An Islamic Structured Investment (or deposit) is an investment product which is linked to or benchmarked against a Shariah compliant underlying range of performance indicators such as equities, real estate or commodities. There are some Shariah compliant structured products in the market which is benchmarked against (Shariah compliant) indices, foreign exchange and even inter-bank offered rates. The returns from the structured investment are therefore dependant upon the performance of the underlying range of performance indicators.
A structured investment can either be principal protected or non-principal protected.
A Shariah compliant structured investment works the same way as their conventional counterpart, the only difference is in the nature of the underlying asset, it must not contravene Shariah principles.
The mechanics are as follows:
The promoter pool funds via the sales of the structured investment. The contract between the promoter and investor is usually that of a wakalah fi istithmar (investment agent).
For a principal protected structured investment, the promoter will split the funds into two, one portion will be invested in the Islamic money market or a fixed income instrument (zero coupon / discounted Sukuk) and a smaller portion will be utilised to purchase an option, applying the Urbun contract and referenced against the underlying.
The investment in the (Shariah compliant) fixed income instrument is for the purpose of reserving the principal investment and the option will provide the upside, if any.
The capital protection will only be enjoyed if the investment is held to maturity. Any premature withdrawal will result in the investment being valued at market and the investor will incur mark-to-market losses.
The maths is basically, allocate a portion based on the prevailing (profit?) rates that will ensure the capital is 100% preserved at the end of the investment tenure. The balance will be used to purchase an option. The participation rate (in the upside) of the option may not be 100% as it will depend on whether the balance after setting aside for the money market/fixed income Sukuk is sufficient. In some cases, the participation rate is less than 100% meaning the option holder is not entitled to all of the gains made from exercising the option.
Let’s dissect the structure.
Pooling of funds for investment purposes are perfectly fine and Shariah compliant.
Investing a portion to preserve capital – this would be done via the money market using Tawarruq. My stand on Tawarruq can be found here
A structured investment can either be principal protected or non-principal protected.
A Shariah compliant structured investment works the same way as their conventional counterpart, the only difference is in the nature of the underlying asset, it must not contravene Shariah principles.
The mechanics are as follows:
The promoter pool funds via the sales of the structured investment. The contract between the promoter and investor is usually that of a wakalah fi istithmar (investment agent).
For a principal protected structured investment, the promoter will split the funds into two, one portion will be invested in the Islamic money market or a fixed income instrument (zero coupon / discounted Sukuk) and a smaller portion will be utilised to purchase an option, applying the Urbun contract and referenced against the underlying.

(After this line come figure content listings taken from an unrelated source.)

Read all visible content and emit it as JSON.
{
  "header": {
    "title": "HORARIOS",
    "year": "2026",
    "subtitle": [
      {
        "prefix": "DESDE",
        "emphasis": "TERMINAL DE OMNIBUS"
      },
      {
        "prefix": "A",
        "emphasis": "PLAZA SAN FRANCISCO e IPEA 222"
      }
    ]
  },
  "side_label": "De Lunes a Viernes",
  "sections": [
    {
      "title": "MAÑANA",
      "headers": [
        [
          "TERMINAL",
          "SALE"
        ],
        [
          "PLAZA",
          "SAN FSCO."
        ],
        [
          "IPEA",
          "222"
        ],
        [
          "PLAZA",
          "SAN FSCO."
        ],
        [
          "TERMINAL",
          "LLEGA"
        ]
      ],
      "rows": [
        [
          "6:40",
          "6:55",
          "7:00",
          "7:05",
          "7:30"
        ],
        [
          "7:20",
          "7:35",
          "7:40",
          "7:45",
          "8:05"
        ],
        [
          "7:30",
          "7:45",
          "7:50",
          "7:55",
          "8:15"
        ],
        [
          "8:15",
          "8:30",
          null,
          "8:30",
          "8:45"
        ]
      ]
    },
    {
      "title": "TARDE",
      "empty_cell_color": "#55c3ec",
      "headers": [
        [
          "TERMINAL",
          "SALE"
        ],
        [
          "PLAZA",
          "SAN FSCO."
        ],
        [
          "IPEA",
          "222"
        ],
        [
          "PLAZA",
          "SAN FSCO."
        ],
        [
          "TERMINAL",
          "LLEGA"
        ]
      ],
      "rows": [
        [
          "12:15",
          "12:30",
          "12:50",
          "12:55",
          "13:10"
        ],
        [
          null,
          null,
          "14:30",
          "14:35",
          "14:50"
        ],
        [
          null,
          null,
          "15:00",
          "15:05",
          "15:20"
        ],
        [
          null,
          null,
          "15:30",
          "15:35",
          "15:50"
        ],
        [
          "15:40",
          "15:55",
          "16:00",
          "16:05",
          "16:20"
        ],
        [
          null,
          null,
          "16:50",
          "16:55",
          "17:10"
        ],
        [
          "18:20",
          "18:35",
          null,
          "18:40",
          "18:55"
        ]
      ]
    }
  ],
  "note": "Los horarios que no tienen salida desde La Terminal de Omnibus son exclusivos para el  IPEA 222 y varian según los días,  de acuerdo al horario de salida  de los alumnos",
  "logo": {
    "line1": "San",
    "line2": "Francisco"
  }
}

The investment in the (Shariah compliant) fixed income instrument is for the purpose of reserving the principal investment and the option will provide the upside, if any.
The capital protection will only be enjoyed if the investment is held to maturity. Any premature withdrawal will result in the investment being valued at market and the investor will incur mark-to-market losses.
The maths is basically, allocate a portion based on the prevailing (profit?) rates that will ensure the capital is 100% preserved at the end of the investment tenure. The balance will be used to purchase an option. The participation rate (in the upside) of the option may not be 100% as it will depend on whether the balance after setting aside for the money market/fixed income Sukuk is sufficient. In some cases, the participation rate is less than 100% meaning the option holder is not entitled to all of the gains made from exercising the option.
Let’s dissect the structure.
Pooling of funds for investment purposes are perfectly fine and Shariah compliant.
Investing a portion to preserve capital – this would be done via the money market using Tawarruq. My stand on Tawarruq can be found here
Capital preservation is often a sticky issue with Shariah, if economic conditions go against the investment, what right does the investors have to demand full capital preservation? It becomes a zero sum game and there will be one party in the transaction who will lose out at the expense of the other. Shariah based finance is about justice and equity, sharing of profits and losses.
Buying an option using Urbun*, putting a deposit/downpayment to earn rights to purchase an asset – sounds compliant but are indices, foreign exchange and even inter-bank offered rates Shariah compliant assets? Does buying an intangible asset serve any economic purpose? I have no issues on Urbun for tangible assets like property or commodities.
My take on structured investment is it sort of looks and sounds like a mutual fund with a derivative (the option) and capital preservation elements. My views on derivatives can be found here and I’m of the opinion that capital should be positively correlated to the economy, preserving it would entail going against economic trends and causing some party somewhere to suffer more losses than necessary.